Tabel : Perbandingan Kandungan Gizi Susu Sapi dengan ASI
No. Zat-Zat Gizi ASI      Susu Sapi
1. Total Solid    (%) 12,9    12,7
2. Casein          (%)  0,4       2,6
3. Laktosa        (%)  7,1       4,6
4. Lemak          (%)  4,5       3,9
5. Energi (Kkal/Kg) 720      660

Merebaknya kasus gizi buruk atau mal-nutrisi pasca krisis ekonomi tahun 1997 yang lalu hingga kini, hampir setiap hari masih dapat kita baca dan saksikan di berbagai media masa.

Menurut Depkes (2004) bahwa pada tahun 2003 terdapat sekitar 5 juta Balita kurang gizi, 3,5 juta anak dalam tingkat kurang gizi, dan 1,5 juta anak status gizi buruk. Selain itu, terpuruknya prestasi olah raga di negeri ini (yang ditunjukan oleh hasil SEA Games yang lalu), ternyata pula Indonesia hanya mampu menduduki Peringkat V. Kondisi dan prestasi tersebut, merupakan salah satu manifestasi dari rendahnya konsumsi gizi masyarakat, khususnya konsumsi protein hewani asal ternak (daging, telur dan susu).

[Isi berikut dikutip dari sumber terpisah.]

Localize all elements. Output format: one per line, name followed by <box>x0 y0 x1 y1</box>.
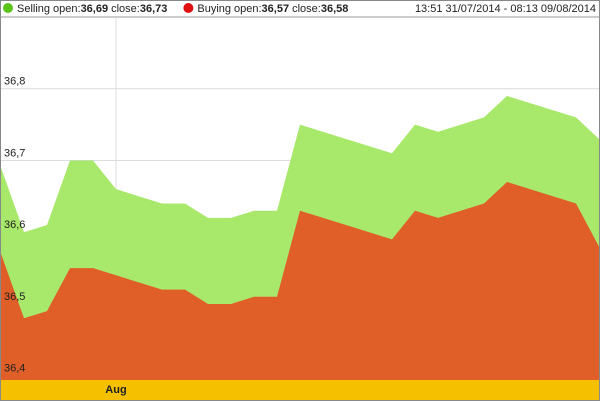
period: 13:51 31/07/2014 - 08:13 09/08/2014 <box>415 3 596 15</box>
legend-text: open: <box>234 3 262 15</box>
legend-text: close: <box>111 3 140 15</box>
y-tick-label: 36,7 <box>4 147 25 159</box>
legend-text: close: <box>292 3 321 15</box>
legend-text: Buying <box>197 3 231 15</box>
legend-marker <box>183 3 194 13</box>
y-tick-label: 36,4 <box>4 363 25 375</box>
y-tick-label: 36,6 <box>4 219 25 231</box>
legend-text: 36,57 <box>262 3 290 15</box>
x-axis-band <box>1 380 599 400</box>
legend-text: 36,58 <box>321 3 349 15</box>
legend-text: 36,69 <box>81 3 109 15</box>
x-tick-label: Aug <box>105 384 126 396</box>
area <box>1 182 599 380</box>
legend-text: open: <box>53 3 81 15</box>
legend-text: Selling <box>17 3 50 15</box>
y-tick-label: 36,8 <box>4 76 25 88</box>
legend-text: 36,73 <box>140 3 168 15</box>
legend-marker <box>3 3 13 13</box>
y-tick-label: 36,5 <box>4 291 25 303</box>
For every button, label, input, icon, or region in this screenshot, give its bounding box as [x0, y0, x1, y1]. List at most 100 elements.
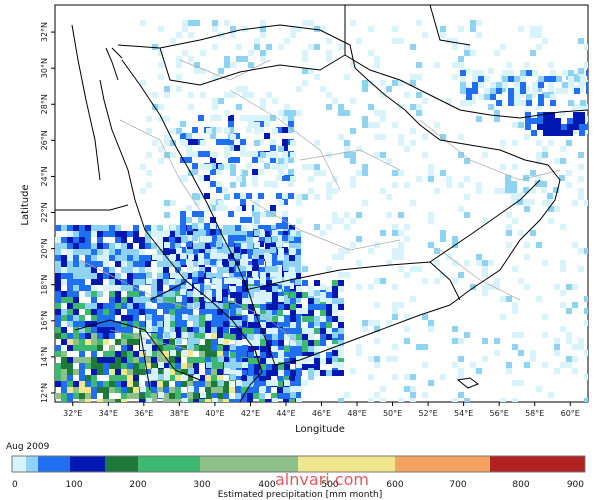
y-tick-label: 14°N — [40, 347, 49, 367]
precip-cell — [79, 363, 85, 369]
precip-cell — [217, 345, 223, 351]
precip-cell — [229, 399, 235, 402]
precip-cell — [234, 235, 240, 241]
precip-cell — [121, 387, 127, 393]
precip-cell — [308, 188, 314, 194]
precip-cell — [103, 357, 109, 363]
precip-cell — [422, 392, 428, 398]
precip-cell — [398, 134, 404, 140]
precip-cell — [79, 315, 85, 321]
precip-cell — [535, 175, 541, 181]
precip-cell — [186, 145, 192, 151]
precip-cell — [517, 193, 523, 199]
precip-cell — [518, 122, 524, 128]
precip-cell — [248, 116, 254, 122]
precip-cell — [242, 328, 248, 334]
precip-cell — [282, 193, 288, 199]
precip-cell — [464, 158, 470, 164]
precip-cell — [254, 200, 260, 206]
precip-cell — [254, 230, 260, 236]
colorbar-bin — [26, 456, 38, 472]
precip-cell — [228, 127, 234, 133]
precip-cell — [350, 176, 356, 182]
admin-boundaries — [79, 59, 561, 351]
precip-cell — [127, 291, 133, 297]
precip-cell — [140, 338, 146, 344]
precip-cell — [217, 225, 223, 231]
precip-cell — [210, 163, 216, 169]
x-axis-label: Longitude — [295, 424, 345, 435]
precip-cell — [133, 267, 139, 273]
precip-cell — [182, 350, 188, 356]
precip-cell — [550, 76, 556, 82]
precip-cell — [320, 328, 326, 334]
precip-cell — [392, 38, 398, 44]
precip-cell — [320, 170, 326, 176]
precip-cell — [187, 249, 193, 255]
precip-cell — [290, 26, 296, 32]
precip-cell — [295, 237, 301, 243]
precip-cell — [524, 242, 530, 248]
precip-cell — [290, 352, 296, 358]
precip-cell — [186, 259, 192, 265]
precip-cell — [169, 309, 175, 315]
precip-cell — [548, 86, 554, 92]
precip-cell — [79, 237, 85, 243]
precip-cell — [103, 309, 109, 315]
precip-cell — [549, 112, 555, 118]
precip-cell — [464, 50, 470, 56]
precip-cell — [223, 399, 229, 402]
precip-cell — [103, 315, 109, 321]
precip-cell — [121, 261, 127, 267]
precip-cell — [103, 285, 109, 291]
precip-cell — [472, 82, 478, 88]
precip-cell — [586, 88, 588, 94]
precip-cell — [253, 393, 259, 399]
precip-cell — [362, 170, 368, 176]
precip-cell — [356, 170, 362, 176]
precip-cell — [398, 230, 404, 236]
precip-cell — [404, 314, 410, 320]
precip-cell — [488, 104, 494, 110]
precip-cell — [133, 297, 139, 303]
precip-cell — [555, 118, 561, 124]
precip-cell — [133, 255, 139, 261]
y-axis-ticks: 12°N14°N16°N18°N20°N22°N24°N26°N28°N30°N… — [40, 22, 55, 403]
precip-cell — [532, 88, 538, 94]
precip-cell — [211, 387, 217, 393]
precip-cell — [264, 115, 270, 121]
precip-cell — [404, 386, 410, 392]
precip-cell — [217, 327, 223, 333]
precip-cell — [133, 393, 139, 399]
precip-cell — [229, 387, 235, 393]
precip-cell — [362, 326, 368, 332]
precip-cell — [531, 118, 537, 124]
precip-cell — [543, 124, 549, 130]
precip-cell — [180, 247, 186, 253]
precip-cell — [296, 346, 302, 352]
precip-cell — [121, 369, 127, 375]
precip-cell — [109, 363, 115, 369]
precip-cell — [55, 381, 61, 387]
precip-cell — [210, 259, 216, 265]
precip-cell — [482, 338, 488, 344]
precip-cell — [181, 321, 187, 327]
precip-cell — [368, 122, 374, 128]
precip-cell — [254, 292, 260, 298]
precip-cell — [536, 158, 542, 164]
precip-cell — [163, 267, 169, 273]
precip-cell — [109, 267, 115, 273]
precip-cell — [236, 206, 242, 212]
precip-cell — [175, 387, 181, 393]
precip-cell — [283, 393, 289, 399]
precip-cell — [163, 297, 169, 303]
precip-cell — [260, 386, 266, 392]
precip-cell — [91, 381, 97, 387]
precip-cell — [211, 339, 217, 345]
precip-cell — [217, 393, 223, 399]
precip-cell — [356, 260, 362, 266]
precip-cell — [277, 387, 283, 393]
precip-cell — [91, 255, 97, 261]
precip-cell — [210, 133, 216, 139]
precip-cell — [240, 151, 246, 157]
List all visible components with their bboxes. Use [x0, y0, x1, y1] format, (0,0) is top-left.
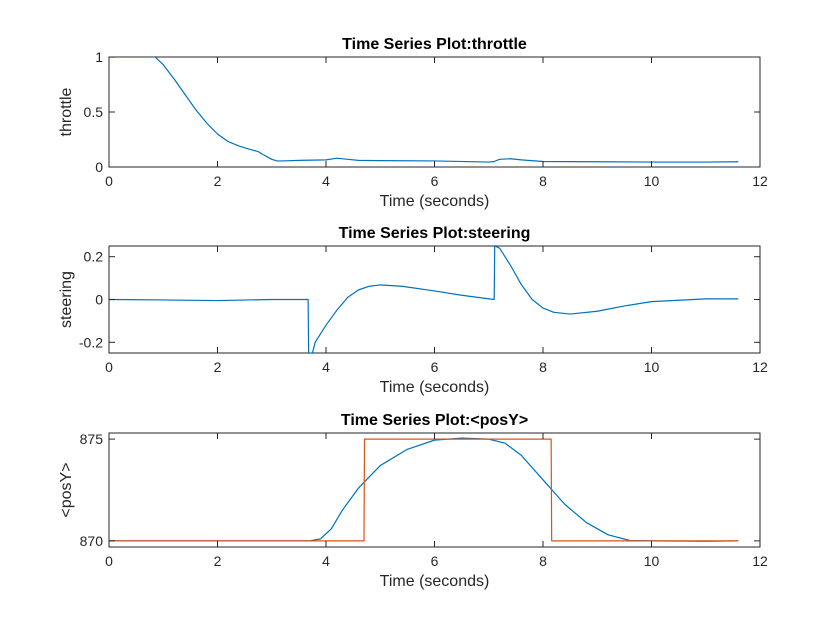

Hal ini disebabkan eratnya hubungan antara konsumsi gizi dengan prestasi manusia. Salah satu komponen gizi yang menjadi sangat penting adalah protein hewani. Protein ini, berasal dari hasil produksi ternak dan ikan, memiliki karakteristik asam-asam amino esensial yang tidak dimiliki oleh protein dari sumber lainnya (nabati).

Konsumsi Protein

Saat ini, konsumsi protein hewani masyarakat kita masih jauh dari norma gizi yang disarankan oleh FAO. Menurut Ditjen Peternakan (2004) bahwa konsumsi pangan hewani sebesar 86,9 gr/kapita/hari dari target 150 gr/kapita/hari, yang berasal dari komoditi peternakan sebesar 36,5 gr/kapita/hari (42 %). Oleh karenanya, untuk konsumsi pangan hewani yang masih di bawah standar Pola Pangan Harapan (PPH), perlu terus ditingkatkan. Tidak jauh berbeda, dari sisi produksi (suplai) yaitu berdasarkan analisis dari Pola Pangan Harapan (PPH) menunjukkan bahwa saat ini tingkat pencapaian konsumsi masyarakat Indonesia akan protein hewani asal ternak baru mencapai setara daging 5,9 kg/kapita/tahun; telur 5,4 kg/kapita/tahun dan susu 1,2 kg/kapita/tahun (Susenas 2003) dari standar minimum norma gizi 6 gram/kapita/hari (yang setara dengan daging 10,1 kg/kapita/tahun, telur 3,5 kg/kapita/tahun dan susu 6,4 kg/kapita/tahun).